Nella manovra varata dal Governo, è stata decisa l’epurazione di avvocati e commercialisti, e non solo, dai collegi giudicanti delle Commissioni tributarie provinciali e regionali. Una decisione che sembra discendere da una presunzione assoluta di inaffidabilità dei liberi professionisti.

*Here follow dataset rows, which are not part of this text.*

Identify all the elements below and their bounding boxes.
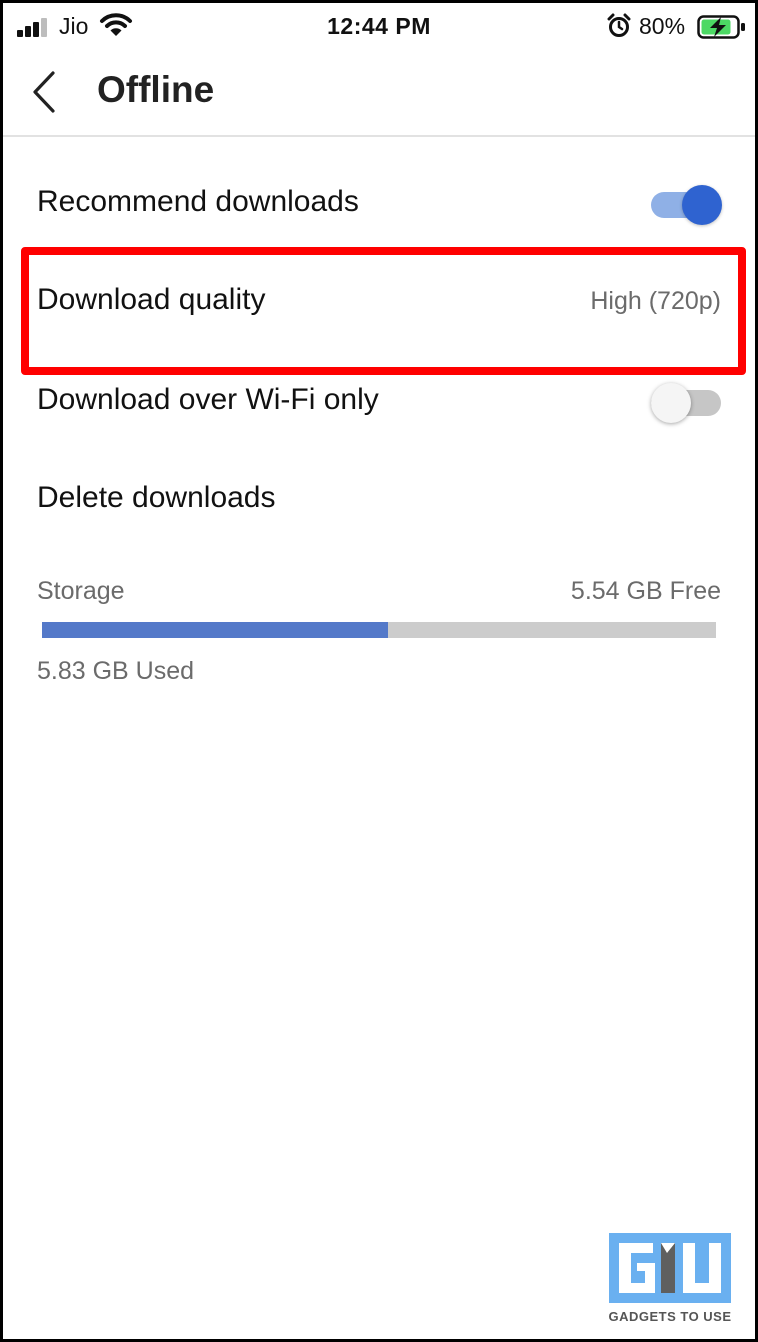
delete-downloads-row[interactable]: Delete downloads (3, 453, 755, 551)
battery-charging-icon (697, 15, 745, 39)
battery-percentage: 80% (639, 13, 686, 39)
delete-downloads-label: Delete downloads (37, 481, 276, 514)
storage-used-text: 5.83 GB Used (37, 657, 195, 685)
watermark-text: GADGETS TO USE (608, 1309, 732, 1324)
storage-used-fill (42, 622, 388, 638)
alarm-clock-icon (607, 13, 631, 37)
phone-screen: Jio 12:44 PM 80% Offline Recommend downl… (0, 0, 758, 1342)
page-title: Offline (97, 69, 215, 110)
back-button[interactable] (25, 67, 65, 117)
storage-free-text: 5.54 GB Free (570, 577, 721, 605)
wifi-only-toggle[interactable] (651, 383, 721, 423)
storage-usage-bar (42, 622, 716, 638)
recommend-downloads-row[interactable]: Recommend downloads (3, 157, 755, 255)
gadgets-to-use-logo: GADGETS TO USE (601, 1229, 739, 1329)
wifi-only-label: Download over Wi-Fi only (37, 383, 379, 416)
recommend-downloads-toggle[interactable] (651, 185, 722, 225)
storage-label: Storage (37, 577, 125, 605)
recommend-downloads-label: Recommend downloads (37, 185, 359, 218)
gadgets-to-use-logo-mark (609, 1233, 731, 1303)
page-header: Offline (3, 49, 755, 137)
status-bar: Jio 12:44 PM 80% (3, 3, 755, 49)
wifi-only-row[interactable]: Download over Wi-Fi only (3, 355, 755, 453)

Le incompatibilità dei giudici tributari introdotte per tutti gli iscritti agli Albi professionali – e per i loro coniugi, conviventi, parenti fino al terzo grado o affini in primo grado nella partecipazione – determinano un gravissimo impoverimento intellettuale in una disciplina estremamente complessa come quella tributaria, che richiede una preparazione ed un formazione non soltanto giuridica, ma anche tecnica, contabile, economica ed aziendalistica propria soltanto di alcune professioni economico-giuridiche.

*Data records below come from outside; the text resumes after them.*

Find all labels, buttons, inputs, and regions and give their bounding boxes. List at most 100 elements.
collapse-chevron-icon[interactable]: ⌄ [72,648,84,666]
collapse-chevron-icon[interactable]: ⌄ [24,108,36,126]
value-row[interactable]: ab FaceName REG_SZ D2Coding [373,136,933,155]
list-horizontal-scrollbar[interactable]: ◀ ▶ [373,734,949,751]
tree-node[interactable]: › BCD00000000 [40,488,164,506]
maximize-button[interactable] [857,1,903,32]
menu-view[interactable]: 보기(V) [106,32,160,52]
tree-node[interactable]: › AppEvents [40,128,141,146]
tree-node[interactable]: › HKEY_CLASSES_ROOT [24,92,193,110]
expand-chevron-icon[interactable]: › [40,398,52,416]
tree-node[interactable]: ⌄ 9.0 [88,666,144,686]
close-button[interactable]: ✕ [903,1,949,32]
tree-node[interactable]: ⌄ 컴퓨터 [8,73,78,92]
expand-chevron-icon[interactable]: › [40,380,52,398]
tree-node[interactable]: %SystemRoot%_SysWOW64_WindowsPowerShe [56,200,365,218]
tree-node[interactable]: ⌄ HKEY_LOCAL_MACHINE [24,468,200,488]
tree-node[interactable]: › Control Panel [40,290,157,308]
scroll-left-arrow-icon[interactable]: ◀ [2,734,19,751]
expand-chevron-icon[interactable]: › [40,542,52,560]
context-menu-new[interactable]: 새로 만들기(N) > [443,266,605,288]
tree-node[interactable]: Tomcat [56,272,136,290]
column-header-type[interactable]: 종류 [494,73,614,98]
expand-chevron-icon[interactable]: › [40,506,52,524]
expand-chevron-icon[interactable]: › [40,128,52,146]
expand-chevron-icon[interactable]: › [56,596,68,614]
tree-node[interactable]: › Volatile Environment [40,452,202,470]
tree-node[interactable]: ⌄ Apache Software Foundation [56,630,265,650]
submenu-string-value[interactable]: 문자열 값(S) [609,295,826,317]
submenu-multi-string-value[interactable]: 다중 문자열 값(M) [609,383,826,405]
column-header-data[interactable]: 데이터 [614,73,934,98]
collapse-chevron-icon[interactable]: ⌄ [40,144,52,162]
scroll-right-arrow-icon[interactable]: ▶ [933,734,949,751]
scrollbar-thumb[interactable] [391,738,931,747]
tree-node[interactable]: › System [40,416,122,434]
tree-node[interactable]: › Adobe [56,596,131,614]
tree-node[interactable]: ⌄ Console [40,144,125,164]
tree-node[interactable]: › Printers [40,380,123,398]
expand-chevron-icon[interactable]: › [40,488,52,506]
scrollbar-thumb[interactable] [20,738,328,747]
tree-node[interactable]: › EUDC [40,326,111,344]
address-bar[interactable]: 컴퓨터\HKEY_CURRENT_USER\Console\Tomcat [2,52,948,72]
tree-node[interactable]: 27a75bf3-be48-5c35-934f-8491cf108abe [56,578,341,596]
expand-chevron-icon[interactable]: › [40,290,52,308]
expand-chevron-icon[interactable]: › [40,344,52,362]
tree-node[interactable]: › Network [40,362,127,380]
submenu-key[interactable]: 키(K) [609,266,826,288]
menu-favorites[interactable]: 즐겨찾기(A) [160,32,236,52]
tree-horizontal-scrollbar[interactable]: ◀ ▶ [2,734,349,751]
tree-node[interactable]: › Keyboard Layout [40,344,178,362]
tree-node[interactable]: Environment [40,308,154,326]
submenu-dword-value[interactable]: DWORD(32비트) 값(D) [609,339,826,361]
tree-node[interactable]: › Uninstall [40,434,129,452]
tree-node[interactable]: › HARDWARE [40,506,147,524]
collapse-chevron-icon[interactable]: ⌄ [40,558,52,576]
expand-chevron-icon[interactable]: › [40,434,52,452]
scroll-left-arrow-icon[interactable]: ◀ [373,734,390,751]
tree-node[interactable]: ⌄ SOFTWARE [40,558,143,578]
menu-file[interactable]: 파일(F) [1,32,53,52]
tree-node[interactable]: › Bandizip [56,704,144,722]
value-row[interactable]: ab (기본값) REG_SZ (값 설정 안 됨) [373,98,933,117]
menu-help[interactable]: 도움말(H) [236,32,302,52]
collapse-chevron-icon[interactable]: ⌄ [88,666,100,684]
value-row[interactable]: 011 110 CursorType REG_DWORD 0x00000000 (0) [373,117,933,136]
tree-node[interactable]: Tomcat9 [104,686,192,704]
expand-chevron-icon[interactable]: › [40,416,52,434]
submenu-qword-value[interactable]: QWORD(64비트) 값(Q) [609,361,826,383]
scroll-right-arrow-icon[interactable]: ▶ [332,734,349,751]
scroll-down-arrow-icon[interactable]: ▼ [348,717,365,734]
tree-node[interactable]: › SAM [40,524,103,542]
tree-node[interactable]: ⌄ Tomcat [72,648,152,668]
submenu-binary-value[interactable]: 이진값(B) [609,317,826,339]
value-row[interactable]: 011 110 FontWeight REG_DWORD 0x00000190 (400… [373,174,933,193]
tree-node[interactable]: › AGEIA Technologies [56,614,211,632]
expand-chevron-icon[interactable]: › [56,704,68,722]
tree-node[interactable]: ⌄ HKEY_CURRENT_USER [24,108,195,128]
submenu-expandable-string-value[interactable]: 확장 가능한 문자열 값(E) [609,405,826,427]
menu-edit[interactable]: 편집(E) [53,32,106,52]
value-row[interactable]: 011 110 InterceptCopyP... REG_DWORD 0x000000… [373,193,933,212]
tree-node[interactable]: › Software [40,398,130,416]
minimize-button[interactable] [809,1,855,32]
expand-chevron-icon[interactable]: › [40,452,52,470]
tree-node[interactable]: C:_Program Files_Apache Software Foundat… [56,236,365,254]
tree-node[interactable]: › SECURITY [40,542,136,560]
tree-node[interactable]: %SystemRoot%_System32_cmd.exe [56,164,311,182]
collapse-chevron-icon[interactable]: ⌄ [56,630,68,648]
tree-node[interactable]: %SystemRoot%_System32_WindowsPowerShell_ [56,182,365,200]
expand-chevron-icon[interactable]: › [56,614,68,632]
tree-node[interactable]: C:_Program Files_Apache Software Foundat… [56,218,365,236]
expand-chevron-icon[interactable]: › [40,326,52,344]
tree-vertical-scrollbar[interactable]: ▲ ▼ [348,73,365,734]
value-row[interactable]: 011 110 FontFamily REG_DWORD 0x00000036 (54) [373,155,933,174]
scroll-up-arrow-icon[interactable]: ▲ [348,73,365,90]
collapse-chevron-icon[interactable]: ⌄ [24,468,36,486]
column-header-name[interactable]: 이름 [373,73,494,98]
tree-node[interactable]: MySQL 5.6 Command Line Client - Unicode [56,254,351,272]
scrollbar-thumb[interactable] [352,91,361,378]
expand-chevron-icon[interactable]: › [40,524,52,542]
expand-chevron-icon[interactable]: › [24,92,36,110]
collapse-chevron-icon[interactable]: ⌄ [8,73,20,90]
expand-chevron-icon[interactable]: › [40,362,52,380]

Il modello ideale, fin qui operante, è costituito da un magistrato (garante dell’applicazione imparziale della Legge), da un avvocato (garante delle prerogative della difesa) e da un commercialista (garante della corretta applicazione delle discipline contabili, economiche, di bilancio, aziendalistiche e di gestione delle varie modulistiche). E invece sarà sostituito da un “ibrido” formato prevalentemente da magistrati e sostanzialmente da impiegati di elevato livello, digiuni da qualunque esperienza diretta nelle materie interessate dall’obbligazione tributaria, contribuenti a reddito fisso e oltretutto pagati dallo Stato, del quale l’Agenzia delle Entrate costituisce la longa manus che procura le risorse finanziarie necessarie. Magari affiancati da pensionati o da dipendenti dello Stato o da ex militari della Guardia di finanza o da insegnanti di materie economiche o giuridiche. Difficilmente un collegio così formato potrà avere la giusta sensibilità e, sia detto con il massimo rispetto, la competenza adeguata per affrontare le complessità della materia tributaria. È peraltro curioso che, se quei signori dovessero avere un prossimo congiunto iscritto ad un Albo, la loro affidabilità resterebbe comunque integra!

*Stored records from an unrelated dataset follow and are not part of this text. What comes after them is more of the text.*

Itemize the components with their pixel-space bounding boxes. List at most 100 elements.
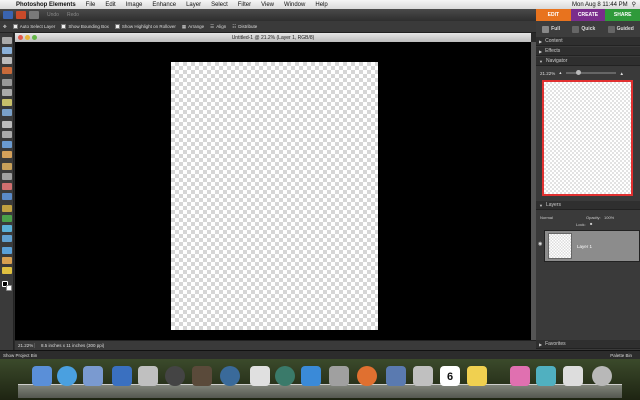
documents-stack-icon[interactable] xyxy=(563,366,583,386)
menu-image[interactable]: Image xyxy=(121,2,148,8)
menu-select[interactable]: Select xyxy=(206,2,233,8)
zoom-tool-icon[interactable] xyxy=(2,47,12,54)
menu-window[interactable]: Window xyxy=(279,2,310,8)
app-store-icon[interactable] xyxy=(301,366,321,386)
finder-icon[interactable] xyxy=(32,366,52,386)
downloads-stack-icon[interactable] xyxy=(536,366,556,386)
hand-tool-icon[interactable] xyxy=(2,57,12,64)
align-button[interactable]: ☰ Align xyxy=(210,24,226,30)
navigator-zoom-value[interactable]: 21.22% xyxy=(540,71,555,76)
canvas-area[interactable] xyxy=(15,42,531,340)
gradient-tool-icon[interactable] xyxy=(2,225,12,232)
search-icon[interactable]: ⚲ xyxy=(632,1,636,8)
photoshop-elements-icon[interactable] xyxy=(386,366,406,386)
paint-bucket-tool-icon[interactable] xyxy=(2,215,12,222)
menu-view[interactable]: View xyxy=(256,2,279,8)
layer-name[interactable]: Layer 1 xyxy=(577,244,592,249)
document-icon[interactable] xyxy=(250,366,270,386)
clock[interactable]: Mon Aug 8 11:44 PM xyxy=(572,2,628,8)
redo-button[interactable]: Redo xyxy=(67,12,79,18)
menu-app-name[interactable]: Photoshop Elements xyxy=(14,2,81,8)
minimize-icon[interactable] xyxy=(25,35,30,40)
stickies-icon[interactable] xyxy=(467,366,487,386)
lasso-tool-icon[interactable] xyxy=(2,89,12,96)
dashboard-icon[interactable] xyxy=(165,366,185,386)
red-eye-tool-icon[interactable] xyxy=(2,151,12,158)
blur-tool-icon[interactable] xyxy=(2,247,12,254)
pencil-tool-icon[interactable] xyxy=(2,267,12,274)
smart-brush-tool-icon[interactable] xyxy=(2,205,12,212)
opacity-value[interactable]: 100% xyxy=(604,215,614,220)
transparent-document-canvas[interactable] xyxy=(171,62,378,330)
menu-help[interactable]: Help xyxy=(310,2,332,8)
show-project-bin-button[interactable]: Show Project Bin xyxy=(0,353,37,358)
zoom-out-icon[interactable]: ▴ xyxy=(559,70,561,76)
new-file-icon[interactable] xyxy=(16,11,26,19)
submode-guided[interactable]: Guided xyxy=(607,25,634,33)
lock-icon[interactable]: ■ xyxy=(590,221,592,226)
submode-quick[interactable]: Quick xyxy=(572,25,595,33)
clone-stamp-tool-icon[interactable] xyxy=(2,173,12,180)
zoom-icon[interactable] xyxy=(32,35,37,40)
navigator-preview[interactable] xyxy=(542,80,633,196)
favorites-panel-header[interactable]: ▶ Favorites xyxy=(536,340,640,349)
content-panel-header[interactable]: ▶ Content xyxy=(536,37,640,46)
close-icon[interactable] xyxy=(18,35,23,40)
document-title-bar[interactable]: Untitled-1 @ 21.2% (Layer 1, RGB/8) xyxy=(15,33,531,42)
checkbox-icon[interactable] xyxy=(12,24,18,29)
menu-layer[interactable]: Layer xyxy=(181,2,206,8)
marquee-tool-icon[interactable] xyxy=(2,79,12,86)
layer-row[interactable]: Layer 1 xyxy=(544,230,640,262)
mail-icon[interactable] xyxy=(83,366,103,386)
undo-button[interactable]: Undo xyxy=(47,12,59,18)
crop-tool-icon[interactable] xyxy=(2,131,12,138)
eraser-tool-icon[interactable] xyxy=(2,183,12,190)
menu-edit[interactable]: Edit xyxy=(100,2,120,8)
brush-tool-icon[interactable] xyxy=(2,193,12,200)
sponge-tool-icon[interactable] xyxy=(2,257,12,264)
visibility-eye-icon[interactable]: ◉ xyxy=(538,241,542,247)
printer-icon[interactable] xyxy=(138,366,158,386)
layers-panel-header[interactable]: ▼ Layers xyxy=(536,201,640,210)
quick-selection-tool-icon[interactable] xyxy=(2,109,12,116)
menu-file[interactable]: File xyxy=(81,2,101,8)
menu-filter[interactable]: Filter xyxy=(233,2,256,8)
type-tool-icon[interactable] xyxy=(2,121,12,128)
trash-icon[interactable] xyxy=(592,366,612,386)
preview-icon[interactable] xyxy=(329,366,349,386)
google-earth-icon[interactable] xyxy=(220,366,240,386)
menu-enhance[interactable]: Enhance xyxy=(147,2,181,8)
navigator-panel-header[interactable]: ▼ Navigator xyxy=(536,57,640,66)
dvd-player-icon[interactable] xyxy=(413,366,433,386)
firefox-icon[interactable] xyxy=(357,366,377,386)
palette-bin-button[interactable]: Palette Bin xyxy=(610,353,640,358)
eyedropper-tool-icon[interactable] xyxy=(2,67,12,74)
zoom-slider[interactable] xyxy=(565,70,616,75)
submode-full[interactable]: Full xyxy=(542,25,560,33)
slider-knob[interactable] xyxy=(575,70,581,75)
tab-edit[interactable]: EDIT xyxy=(536,9,571,21)
background-color-icon[interactable] xyxy=(6,285,12,291)
checkbox-icon[interactable] xyxy=(61,24,67,29)
move-tool-icon[interactable] xyxy=(2,37,12,44)
folder-icon[interactable] xyxy=(510,366,530,386)
open-file-icon[interactable] xyxy=(29,11,39,19)
calendar-icon[interactable]: 6 xyxy=(440,366,460,386)
show-bounding-box-option[interactable]: Show Bounding Box xyxy=(61,24,109,29)
move-tool-icon[interactable]: ✥ xyxy=(3,24,7,30)
auto-select-layer-option[interactable]: Auto Select Layer xyxy=(12,24,55,29)
effects-panel-header[interactable]: ▶ Effects xyxy=(536,47,640,56)
shape-tool-icon[interactable] xyxy=(2,235,12,242)
iphoto-icon[interactable] xyxy=(112,366,132,386)
safari-icon[interactable] xyxy=(57,366,77,386)
magic-wand-tool-icon[interactable] xyxy=(2,99,12,106)
zoom-in-icon[interactable]: ▲ xyxy=(620,71,624,76)
zoom-level[interactable]: 21.22% xyxy=(15,343,35,348)
recompose-tool-icon[interactable] xyxy=(2,141,12,148)
show-highlight-option[interactable]: Show Highlight on Rollover xyxy=(114,24,176,29)
healing-brush-tool-icon[interactable] xyxy=(2,163,12,170)
arrange-button[interactable]: ▦ Arrange xyxy=(182,24,204,30)
tab-create[interactable]: CREATE xyxy=(570,9,606,21)
checkbox-icon[interactable] xyxy=(114,24,120,29)
tab-share[interactable]: SHARE xyxy=(605,9,640,21)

La norma rivela una sfiducia preconcetta verso tanti professionisti di provata capacità, affidabilità, serietà ed imparzialità che per lustri hanno, pressoché gratuitamente, assolto al compito di gestire la giustizia tributaria con pronunce spesso pregevoli nei contenuti anche giuridici (basta consultare una qualunque rivista specializzata o raccolta di giurisprudenza di merito per sincerarsene).
L’ampliamento indiscriminato e generalizzato delle incompatibilità è del tutto ingiustificato e persino oltraggioso per i tanti componenti effettivi delle attuali Commissioni tributarie e per gli appartenenti agli Albi che, dopo aver onorevolmente e gratuitamente servito la giustizia tributaria, sono diventati inaffidabili per presunzione assoluta di legge. Davvero un bel ringraziamento. Possibile che sia farina del sacco del ministro, e già avvocato tributarista, Giulio Tremonti?
Oltretutto non si capisce come la norma possa convivere con quelle disseminate nell’ordinamento processuale che consentono a quegli stessi iscritti agli Albi e/o ai loro familiari l’assunzione di funzioni giudiziarie importanti quali quelle dei giudici di pace, dei giudici onorari, dei vice procuratori onorari e perfino i giudici popolari: la loro affidabilità è riconosciuta in tutti i campi dell’ordinamento giuridico, eccettuato solo quello tributario? E per quale recondito motivo?
Se davvero fosse lecito presumere iuris et de iure che in materia tributaria esiste un latente conflitto di interesse che tende a preferire la posizione del contribuente, allora deve essere altrettanto lecito presumere che lo stesso conflitto di interessi sussiste quantomeno per i magistrati e i dipendenti dello Stato nei confronti dell’amministrazione finanziaria che procura le risorse necessarie per pagare i loro emolumenti. E allora l’epurazione non può finire qui!